Carnival in Malta is synonymous with 5 days of complete madness, bright colours, competitions, events and fun. Carnival is celebrated right before the start of Lent. It starts off on a Friday and goes on till Tuesday, before Ash Wednesday. This year's Carnival will be celebrated between the 1st and the 5th of March 2019, the festivities always take place 7 weeks before Easter Sunday and children have a couple of days off from school as most families head for Valletta which bursts with parades, music, floats and people in costumes.
Carnival celebrations in Malta can be tracked back to the 1400s. The Knights of the Order of St. John celebrated Carnival in grand style and introduced strength competitions and carnival balls to Maltese traditions. The tradition of Carnival survived throughout all these centuries. Nowadays, Carnival is marked by a competition of colourful, gigantic floats accompanied by parades of dancers dressed up in grotesque masks and costumes. The main parades are held in Valletta and Floriana.
Carnival balls and parties are organised in various localities around Malta and Gozo.

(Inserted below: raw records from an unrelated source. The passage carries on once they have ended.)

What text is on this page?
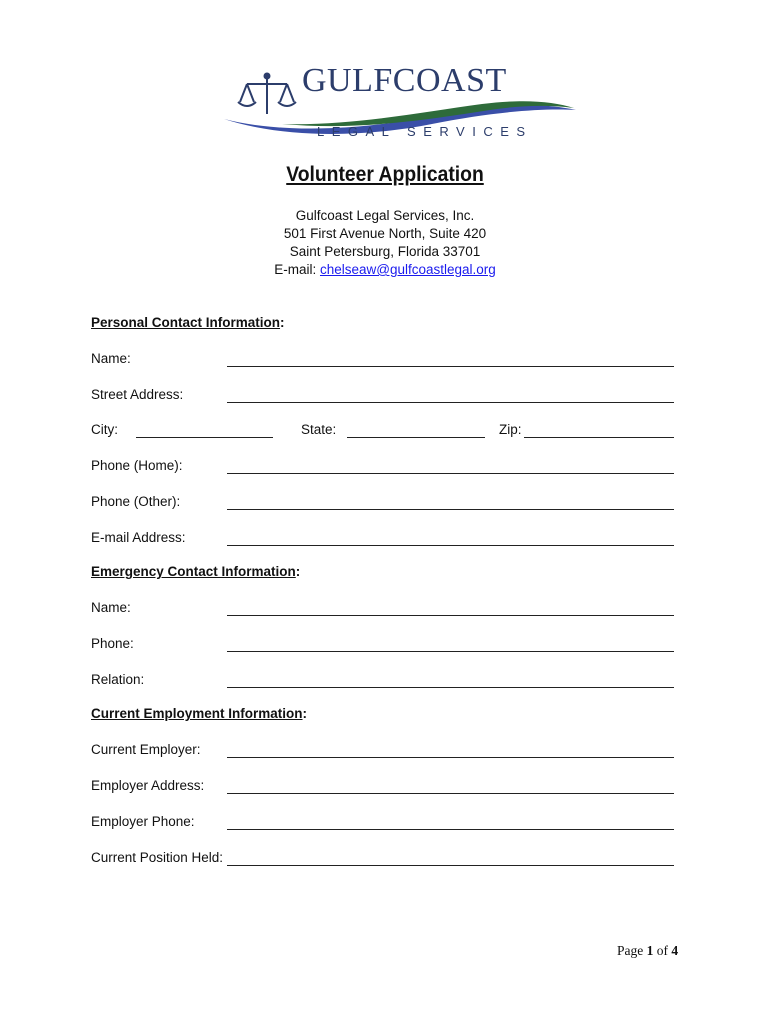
GULFCOAST
LEGAL SERVICES
Volunteer Application
Gulfcoast Legal Services, Inc.
501 First Avenue North, Suite 420
Saint Petersburg, Florida 33701
E-mail: chelseaw@gulfcoastlegal.org
Personal Contact Information:
Name:
Street Address:
City:	State:	Zip:
Phone (Home):
Phone (Other):
E-mail Address:
Emergency Contact Information:
Name:
Phone:
Relation:
Current Employment Information:
Current Employer:
Employer Address:
Employer Phone:
Current Position Held:
Page 1 of 4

For 5 days in a year, anyone can dress up, cover his face with a mask and fool around the streets.
Many young people gather in Nadur ( a small village in Gozo) during the weekend. Carnival in Nadur takes on a different aspect of merriment from the one celebrated in Valletta. Carnival in Nadur is not televised and religious institutions often protest about the events that take place in this small village. However, Carnival in Nadur is not organised by any committee but is just a spontaneous gathering of people.
The Maltese take up any valid excuse to indulge in food, and associate particular food with yearly traditional events. A visit to Valletta or to any confectionery in Malta during Carnival will introduce you to the traditional 'Prinjolata'. This is a special cake, in the form of a bell made up of sponge, cake, almonds and eggs. This is then coated with meringue and decorated with chocolate and cherries. Prinjolatas are usually very big and are then sold by weight from street vendors, but one can also buy mini sized prinjolatas as a souvenir.
All around the Maltese Islands there are various balls and many of the Villages have their own carnival celebrations.